Seventy-two per cent of advisers expect revenue to grow over 10 per cent during the next 12 months according to research from CoreData, with 25 per cent believing revenue will increase by more than 20 per cent.

There is also another 21 per cent surveyed that believed revenue will not materially change during the year.

Simon Hoyle, head of market insights for CoreData, tells Professional Planner the percentage of advisers that expect revenue to decline is “tiny”.

“That’s 93 per cent of advisers who are either looking at static or growing revenue,” Hoyle says.

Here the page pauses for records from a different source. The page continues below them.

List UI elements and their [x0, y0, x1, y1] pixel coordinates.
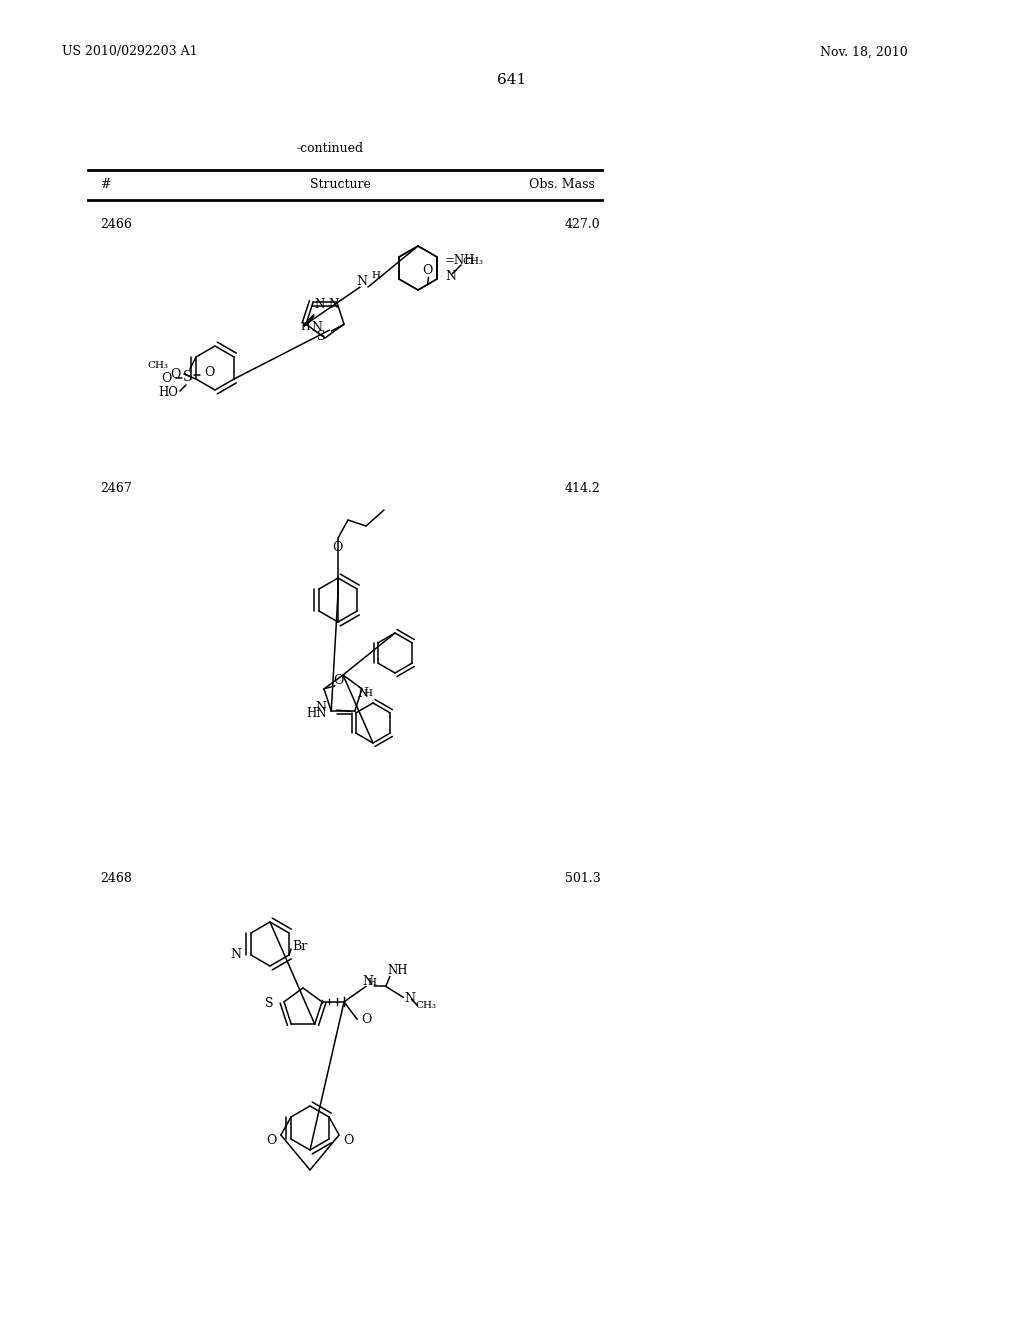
Text: US 2010/0292203 A1: US 2010/0292203 A1: [62, 45, 198, 58]
Text: N: N: [311, 321, 323, 334]
Text: -continued: -continued: [296, 141, 364, 154]
Text: HO: HO: [158, 387, 178, 400]
Text: 414.2: 414.2: [565, 482, 601, 495]
Text: Nov. 18, 2010: Nov. 18, 2010: [820, 45, 907, 58]
Text: 2467: 2467: [100, 482, 132, 495]
Text: #: #: [100, 178, 111, 191]
Text: 501.3: 501.3: [565, 871, 601, 884]
Text: H: H: [364, 689, 372, 698]
Text: 641: 641: [498, 73, 526, 87]
Text: Obs. Mass: Obs. Mass: [529, 178, 595, 191]
Text: N: N: [404, 991, 416, 1005]
Text: 2468: 2468: [100, 871, 132, 884]
Text: Structure: Structure: [309, 178, 371, 191]
Text: Br: Br: [292, 940, 307, 953]
Text: N: N: [315, 701, 327, 714]
Text: O: O: [333, 675, 343, 688]
Text: NH: NH: [388, 964, 409, 977]
Text: N: N: [362, 975, 373, 987]
Text: O: O: [204, 367, 214, 380]
Text: H: H: [367, 978, 376, 987]
Text: N: N: [356, 275, 368, 288]
Text: O: O: [266, 1134, 276, 1147]
Text: =NH: =NH: [445, 253, 475, 267]
Text: O: O: [171, 368, 181, 381]
Text: O: O: [343, 1134, 353, 1147]
Text: O: O: [422, 264, 433, 277]
Text: N: N: [357, 688, 368, 701]
Text: N: N: [230, 949, 241, 961]
Text: N: N: [445, 269, 456, 282]
Text: H: H: [371, 271, 380, 280]
Text: HN: HN: [306, 706, 327, 719]
Text: O: O: [332, 541, 342, 554]
Text: S: S: [265, 998, 274, 1010]
Text: O: O: [162, 372, 172, 385]
Text: 427.0: 427.0: [565, 219, 601, 231]
Text: N: N: [329, 298, 339, 312]
Text: O: O: [361, 1012, 372, 1026]
Text: N: N: [314, 298, 325, 312]
Text: S: S: [316, 330, 326, 342]
Text: CH₃: CH₃: [147, 360, 168, 370]
Text: CH₃: CH₃: [416, 1001, 436, 1010]
Text: S: S: [183, 370, 193, 384]
Text: 2466: 2466: [100, 219, 132, 231]
Text: H: H: [301, 322, 310, 333]
Text: CH₃: CH₃: [462, 256, 483, 265]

As the number of licensed advisers has declined – the cohort is now below 17,300 –  advisers that remain have been able to take on a broader swathe of potential clients and attendant revenue.

“While there’s been a lot of pain for a significant number of advisers who have left the industry and that has led to the closure of businesses they’ve been running, the businesses that have remained are generally starting to perform well,” Hoyle says.

He cites this as one of the reasons the proportion of advisers who expect revenue to grow has increased over the last couple of years, as noted in the chart below from CoreData.

“Practices that were either borderline or perhaps even non-viable tend to be the ones that have dropped off the radar and don’t come through on the results,” Hoyle explains.

Drivers of growth

The research found the overwhelming factor cited for growth is expected to be the organic onboarding of clients.

“90 per cent of practices think that is going to drive revenue 12 months ahead,” Hoyle says. “But there’s also a proportion – 53 per cent of practices – that think re-pricing their current advice offer is also going to drive growth.”

Hoyle says onboarding new clients will become the “engine room” of new growth.

“[Practices] talk less about practice efficiency and process efficiency,” Hoyle says. “Their response to driving growth seems to be doing more of the same.